From Construction to Injection: Edit-Based Fingerprints for Large Language Models
Yue Li 1, Xin Yi 1, Dongsheng Shi 1, Yongyi Cui 1, Gerard de Melo 2, Linlin Wang 1
Published on arXiv
2509.03122
Model Theft
OWASP ML Top 10 — ML05
Model Theft
OWASP LLM Top 10 — LLM10
Key Finding
The proposed CF+MCEdit framework outperforms prior AlphaEdit-based methods in detectability and harmlessness, remaining imperceptible to statistical filtering while surviving post-injection model modifications.
MCEdit
Novel technique introduced
Establishing reliable and verifiable fingerprinting mechanisms is fundamental to controlling the unauthorized redistribution of large language models (LLMs).
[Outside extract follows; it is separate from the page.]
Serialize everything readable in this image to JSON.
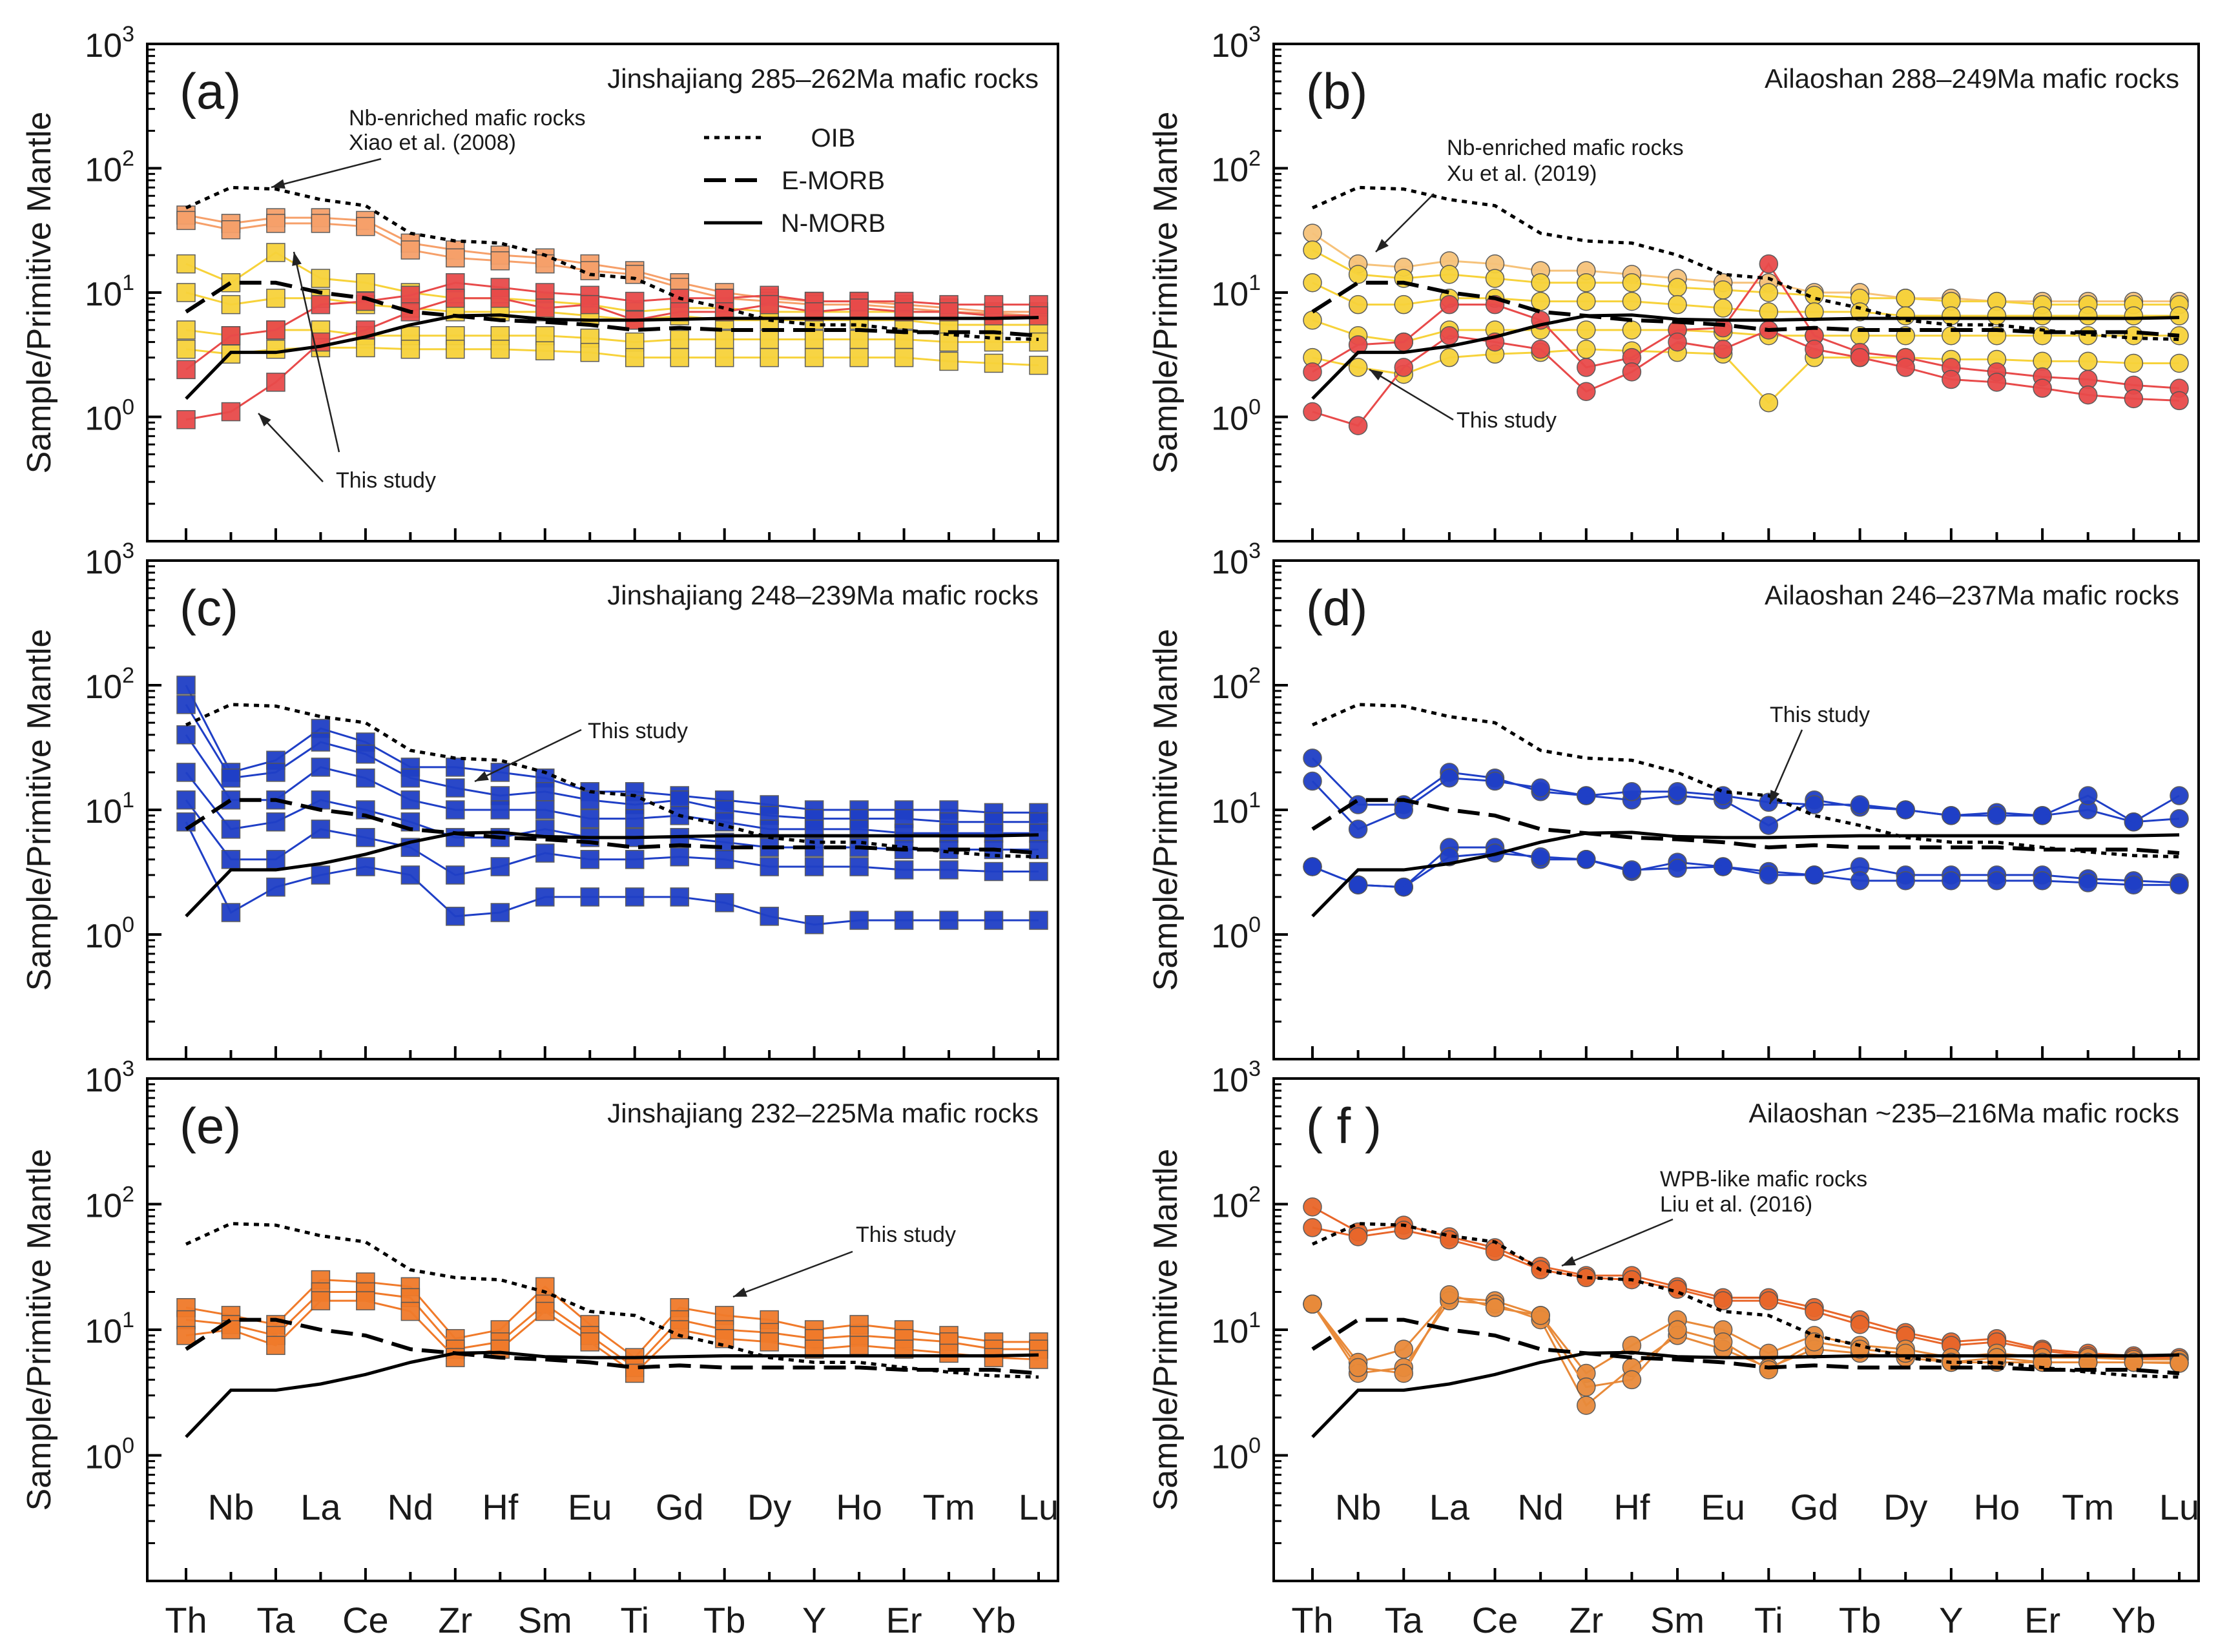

However, existing approaches face two major challenges: (a) ensuring imperceptibility, including resistance to statistical identification and avoidance of accidental activation during fingerprint construction, and (b) preserving both model utility and fingerprint detectability under subsequent model modifications. To address these challenges, we propose an end-to-end fingerprinting framework with two components. First, we design a rule-based code-mixing fingerprint (CF) that maps natural-query-like prompts to multi-candidate targets, reducing accidental triggering via high-complexity code-mixing formulations. Second, we introduce Multi-Candidate Editing (MCEdit), which jointly optimizes multi-candidate targets and enforces margins between target and non-target outputs to improve post-modification detectability. Extensive experiments demonstrate that our framework provides a robust and practical solution for fingerprinting LLMs.
Key Contributions
- Code-mixing Fingerprint (CF) construction using multilingual, natural-query-like prompts with multi-candidate targets that resist perplexity-based filtering and accidental activation
- Multi-Candidate Editing (MCEdit) injection method that modifies sparse model weights to jointly optimize multi-candidate targets with enforced margins between target and non-target outputs
- End-to-end framework demonstrating robust fingerprint detectability after subsequent model modifications while preserving model utility
🛡️ Threat Analysis
The core contribution is injecting trigger-target fingerprints into LLM model weights (via MCEdit knowledge editing) to prove ownership and detect unauthorized redistribution — this is model IP protection through model-weight watermarking, not content/output watermarking.